Use images with the interactive terminal
Gemma 3 models and later in 4B parameter sizes and higher support image input as
part of a prompt. You can include an image as part of your prompt with the
--image_file
tag, as follows:
> What breed of cat is this?
--image_file ./images/cat001.ppm
The Gemma.cpp engine supports the Portable Pixmap (PPM) image format. Additional image format support will be available in upcoming releases.
Usage as a Command Line Tool
For using the gemma
executable as a command line tool, it may be useful to
create an alias for gemma.cpp with arguments fully specified:
alias gemma2b="~/gemma.cpp/build/gemma -- --tokenizer
~/gemma.cpp/build/tokenizer.spm --compressed_weights
~/gemma.cpp/build/2b-it-sfp.sbs --model gemma2-2b-it --verbosity 0"
Replace the above paths with your own paths to the model and tokenizer paths from the download.
Here is an example of prompting gemma
with a truncated input (using a
gemma2b
alias like defined above):
cat configs.h | tail -35 | tr '\n' ' ' | xargs -0 echo "What does this C++ code
do: " | gemma2b
NOTE: CLI usage of gemma.cpp is experimental and should take context length limitations into account.
The output of the preceding command should look like:
$ cat configs.h | tail -35 | tr '\n' ' ' | xargs -0 echo "What does this C++ code do: " | gemma2b
[ Reading prompt ] ........................................................................................
The code defines two C++ structs, `ConfigGemma7B` and `ConfigGemma2B`, which are used for configuring a deep learning model.
**ConfigGemma7B**:
* `seq_len`: Stores the length of the sequence to be processed. It's set to 7168.
* `vocab_size`: Stores the size of the vocabulary, which is 256128.
* `n_layers`: Number of layers in the deep learning model. It's set to 28.
* `dim_model`: Dimension of the model's internal representation. It's set to 3072.
* `dim_ffw_hidden`: Dimension of the feedforward and recurrent layers' hidden representations. It's set to 16 * 3072 / 2.
**ConfigGemma2B**:
* `seq_len`: Stores the length of the sequence to be processed. It's also set to 7168.
* `vocab_size`: Size of the vocabulary, which is 256128.
* `n_layers`: Number of layers in the deep learning model. It's set to 18.
* `dim_model`: Dimension of the model's internal representation. It's set to 2048.
* `dim_ffw_hidden`: Dimension of the feedforward and recurrent layers' hidden representations. It's set to 16 * 2048 / 2.
These structs are used to configure a deep learning model with specific parameters for either Gemma7B or Gemma2B architecture.

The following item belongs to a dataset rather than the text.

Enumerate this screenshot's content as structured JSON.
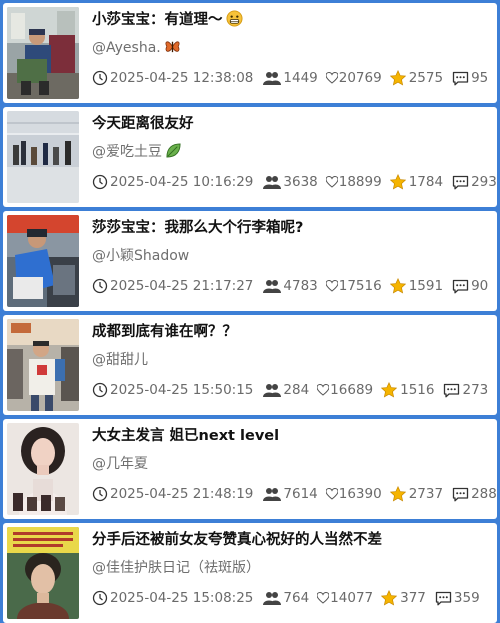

Use images on the command line
Gemma 3 models and later in 4B parameter sizes and higher support image input as
part of a prompt. You can include an image as part of your command line prompt
with the --image_file
tag, as follows:
$ xargs -0 echo "What breed of cat is this?: --image_file ./images/cat001.ppm" | gemma2b
The Gemma.cpp engine supports the Portable Pixmap (PPM) image format. Additional image format support will be available in upcoming releases.
Usage as a Shared Library
Gemma.cpp can be built as a shared library (.so
on Mac and Linux, .dll
on
Windows) for use with your applications. We provide a C API and C# bindings to
make that integration easier.
To build Gemma.cpp as a shared library:
Create a build directory and generate the build files using
cmake
from the top-level project directory:(cd build && cmake ..)